Amrita Banerjee, post-doctoral scholar, University of California Santa Barbara talks oral insulin and needle-free delivery of protein
Amrita Banerjee, post-doctoral scholar, University of California Santa Barbara
EPM: Who are you and what do you do?
AB: I am a postdoctoral scholar in the department of chemical engineering at the University of California Santa Barbara. My research is geared towards development of novel platforms for delivery of protein and peptide drugs, especially for the treatment of diabetes.
This includes development of both nanotechnology-based parenteral formulations as well as oral drug delivery device for needle-free delivery of protein drugs.
EPM: What have you focused on recently?
AB: The focus of my work recently is to develop an oral delivery device for insulin.

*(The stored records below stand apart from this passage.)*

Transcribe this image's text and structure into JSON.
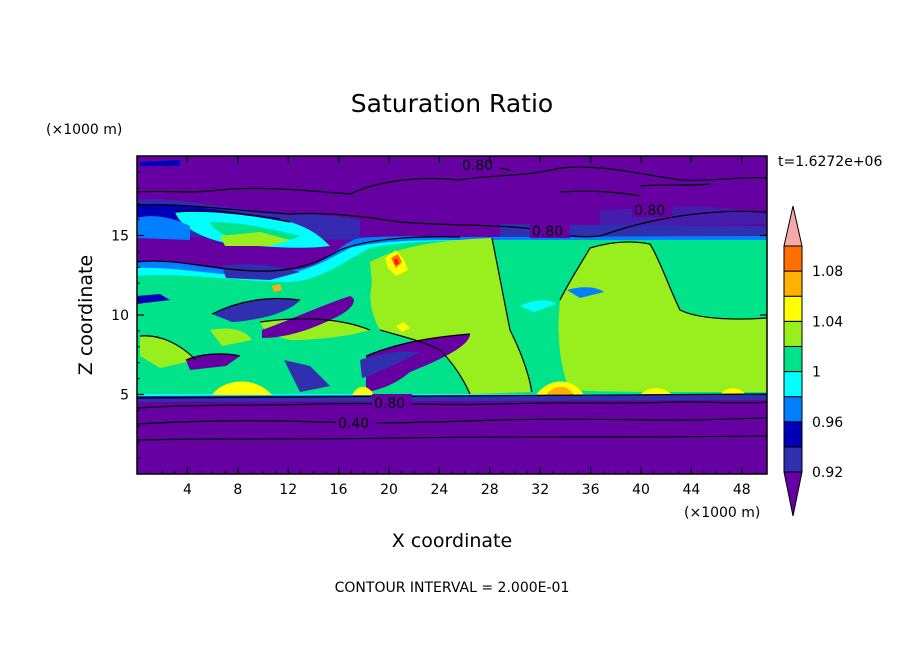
{
  "chart_data": {
    "type": "heatmap",
    "title": "Saturation Ratio",
    "xlabel": "X coordinate",
    "ylabel": "Z coordinate",
    "x_unit": "(×1000 m)",
    "y_unit": "(×1000 m)",
    "time_label": "t=1.6272e+06",
    "footer": "CONTOUR INTERVAL = 2.000E-01",
    "xlim": [
      0,
      50
    ],
    "ylim": [
      0,
      20
    ],
    "x_ticks": [
      4,
      8,
      12,
      16,
      20,
      24,
      28,
      32,
      36,
      40,
      44,
      48
    ],
    "y_ticks": [
      5,
      10,
      15
    ],
    "colorbar": {
      "levels": [
        0.92,
        0.94,
        0.96,
        0.98,
        1.0,
        1.02,
        1.04,
        1.06,
        1.08,
        1.1
      ],
      "colors": [
        "#6600a3",
        "#2f2fb0",
        "#0000b8",
        "#0080ff",
        "#00ffff",
        "#00e38b",
        "#99ee1e",
        "#ffff00",
        "#ffb000",
        "#ff7000",
        "#ff1a1a",
        "#f7a8a8"
      ],
      "labels": [
        "0.92",
        "0.96",
        "1",
        "1.04",
        "1.08"
      ],
      "label_values": [
        0.92,
        0.96,
        1.0,
        1.04,
        1.08
      ]
    },
    "contour_labels": [
      "0.80",
      "0.80",
      "0.80",
      "0.80",
      "0.40"
    ],
    "regions": {
      "lower_layer": {
        "z_top": 4.8,
        "value": 0.4
      },
      "cloud_layer": {
        "z_bottom": 4.8,
        "z_top": 15,
        "value": 1.0
      },
      "upper_layer": {
        "z_bottom": 15,
        "value": 0.8
      }
    }
  }
}
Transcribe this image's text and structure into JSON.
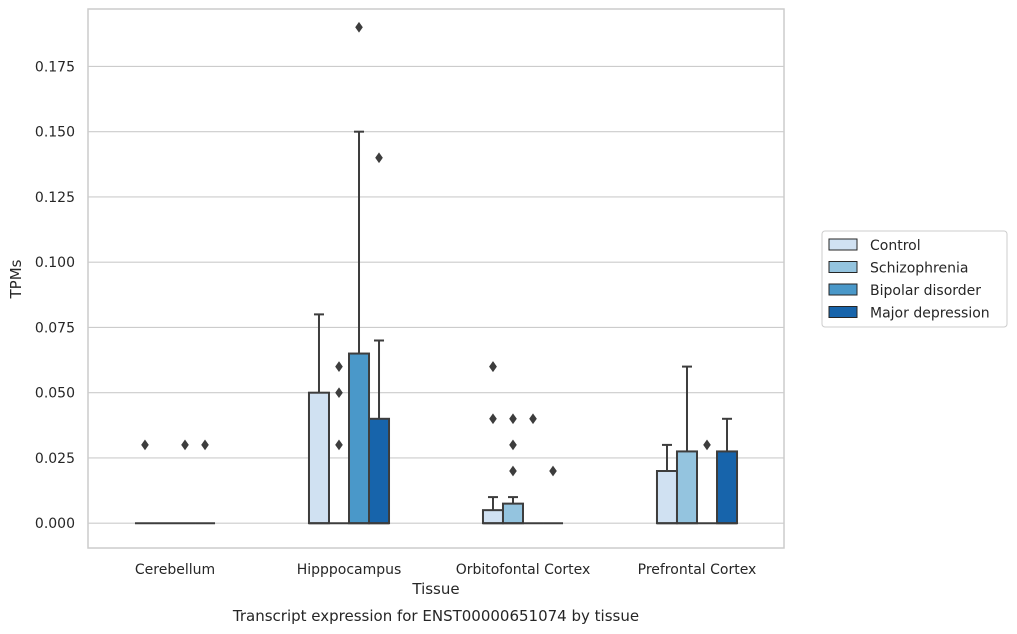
{
  "chart_data": {
    "type": "box",
    "title": "",
    "caption": "Transcript expression for ENST00000651074 by tissue",
    "xlabel": "Tissue",
    "ylabel": "TPMs",
    "ylim": [
      -0.0095,
      0.197
    ],
    "yticks": [
      0.0,
      0.025,
      0.05,
      0.075,
      0.1,
      0.125,
      0.15,
      0.175
    ],
    "ytick_labels": [
      "0.000",
      "0.025",
      "0.050",
      "0.075",
      "0.100",
      "0.125",
      "0.150",
      "0.175"
    ],
    "grid": "horizontal",
    "legend_position": "right",
    "categories": [
      "Cerebellum",
      "Hipppocampus",
      "Orbitofontal Cortex",
      "Prefrontal Cortex"
    ],
    "series": [
      {
        "name": "Control",
        "color": "#d0e1f2",
        "boxes": [
          {
            "q1": 0.0,
            "median": 0.0,
            "q3": 0.0,
            "whisker_low": 0.0,
            "whisker_high": 0.0,
            "outliers": [
              0.03
            ]
          },
          {
            "q1": 0.0,
            "median": 0.0,
            "q3": 0.05,
            "whisker_low": 0.0,
            "whisker_high": 0.08,
            "outliers": []
          },
          {
            "q1": 0.0,
            "median": 0.0,
            "q3": 0.005,
            "whisker_low": 0.0,
            "whisker_high": 0.01,
            "outliers": [
              0.04,
              0.06,
              0.06
            ]
          },
          {
            "q1": 0.0,
            "median": 0.0,
            "q3": 0.02,
            "whisker_low": 0.0,
            "whisker_high": 0.03,
            "outliers": []
          }
        ]
      },
      {
        "name": "Schizophrenia",
        "color": "#94c4df",
        "boxes": [
          {
            "q1": 0.0,
            "median": 0.0,
            "q3": 0.0,
            "whisker_low": 0.0,
            "whisker_high": 0.0,
            "outliers": []
          },
          {
            "q1": 0.0,
            "median": 0.0,
            "q3": 0.0,
            "whisker_low": 0.0,
            "whisker_high": 0.0,
            "outliers": [
              0.03,
              0.05,
              0.06
            ]
          },
          {
            "q1": 0.0,
            "median": 0.0,
            "q3": 0.0075,
            "whisker_low": 0.0,
            "whisker_high": 0.01,
            "outliers": [
              0.02,
              0.03,
              0.04
            ]
          },
          {
            "q1": 0.0,
            "median": 0.0,
            "q3": 0.0275,
            "whisker_low": 0.0,
            "whisker_high": 0.06,
            "outliers": []
          }
        ]
      },
      {
        "name": "Bipolar disorder",
        "color": "#4a98c9",
        "boxes": [
          {
            "q1": 0.0,
            "median": 0.0,
            "q3": 0.0,
            "whisker_low": 0.0,
            "whisker_high": 0.0,
            "outliers": [
              0.03
            ]
          },
          {
            "q1": 0.0,
            "median": 0.0,
            "q3": 0.065,
            "whisker_low": 0.0,
            "whisker_high": 0.15,
            "outliers": [
              0.19
            ]
          },
          {
            "q1": 0.0,
            "median": 0.0,
            "q3": 0.0,
            "whisker_low": 0.0,
            "whisker_high": 0.0,
            "outliers": [
              0.04
            ]
          },
          {
            "q1": 0.0,
            "median": 0.0,
            "q3": 0.0,
            "whisker_low": 0.0,
            "whisker_high": 0.0,
            "outliers": [
              0.03
            ]
          }
        ]
      },
      {
        "name": "Major depression",
        "color": "#1764ab",
        "boxes": [
          {
            "q1": 0.0,
            "median": 0.0,
            "q3": 0.0,
            "whisker_low": 0.0,
            "whisker_high": 0.0,
            "outliers": [
              0.03
            ]
          },
          {
            "q1": 0.0,
            "median": 0.0,
            "q3": 0.04,
            "whisker_low": 0.0,
            "whisker_high": 0.07,
            "outliers": [
              0.14
            ]
          },
          {
            "q1": 0.0,
            "median": 0.0,
            "q3": 0.0,
            "whisker_low": 0.0,
            "whisker_high": 0.0,
            "outliers": [
              0.02
            ]
          },
          {
            "q1": 0.0,
            "median": 0.0,
            "q3": 0.0275,
            "whisker_low": 0.0,
            "whisker_high": 0.04,
            "outliers": []
          }
        ]
      }
    ]
  }
}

There are many barriers to oral delivery of protein/peptide drugs such as low intestinal permeability and instability in the gastrointestinal tract due to stomach acid and proteolytic enzymes present in the intestine.
The oral drug delivery device that has been developed in the laboratory addresses all the oral delivery concerns of protein and peptide drugs.
It consists of insulin loaded mucoadhesive patches that are placed in enteric-coated capsules for site-specific delivery to the intestine.
Enteric coating on the capsules prevents capsules to break open in the stomach while mucoadhesive polymers in the patches enable strong adhesion of patches to intestinal mucosa that eventually swell and release insulin in a controlled fashion.
The patches not only prevent access of proteolytic enzyme to breakdown insulin but also provide a large depot of the drug for higher concentration gradient dependent transport across the intestine.
The patches are coated on all but one side with a water impermeable backing layer that prevents drug loss into intestinal lumen from the sides that are not attached to the intestine.
To facilitate transport further, I have included a permeation enhancer in the patches that improve paracellular uptake of insulin at the intestine.
In vitro characterisation studies have demonstrated complete release of insulin and permeation enhancer from the patches and strong mucoadhesion of patches to intestinal mucosa.
Preliminary pre-clinical studies have indicated significant improvement in therapeutic efficacy of the oral device compared to other oral formulation controls.
EPM: What is your latest service/innovation?
AB: Over the past few months I have been working to further improve the efficacy of the device for oral delivery of insulin.
I have miniaturised the patch design to bring about rapid drug release and obtain faster acting formulations.
In addition, I have incorporated specific or non-specific protease inhibitors in the device to further prevent proteolytic degradation of insulin in the gut.
The formulations are currently being evaluated for their efficacy in pre-clinical experiments.
EPM: How can you benefit the pharmaceutical sector?
AB: There is a big impetus within the pharmaceutical sector to develop effective oral delivery systems for peptide/protein drugs.
Needle-free technology is a painless method of drug administration especially for management of chronic diseases such as diabetes.
This makes it a more patient compliant alternative to insulin injections, especially for people with needle phobia.
The drug delivery device developed in our laboratory, if successful, will not only provide a much needed platform to the pharmaceutical industry for efficient oral delivery of peptide/protein drugs but also significantly improve the quality of lives of thousands of patients around the world that are suffering from diabetes or other chronic diseases requiring regular parenteral drug administration for disease management.
EPM: What are your future plans?
AB: Future plans include further testing of the devices and optimising the patches to obtain higher oral bioavailability of loaded drugs.
This includes using novel mucoadhesive polymers in the patches for stronger mucoadhesion to the intestinal mucosa and higher permeation enhancement effect.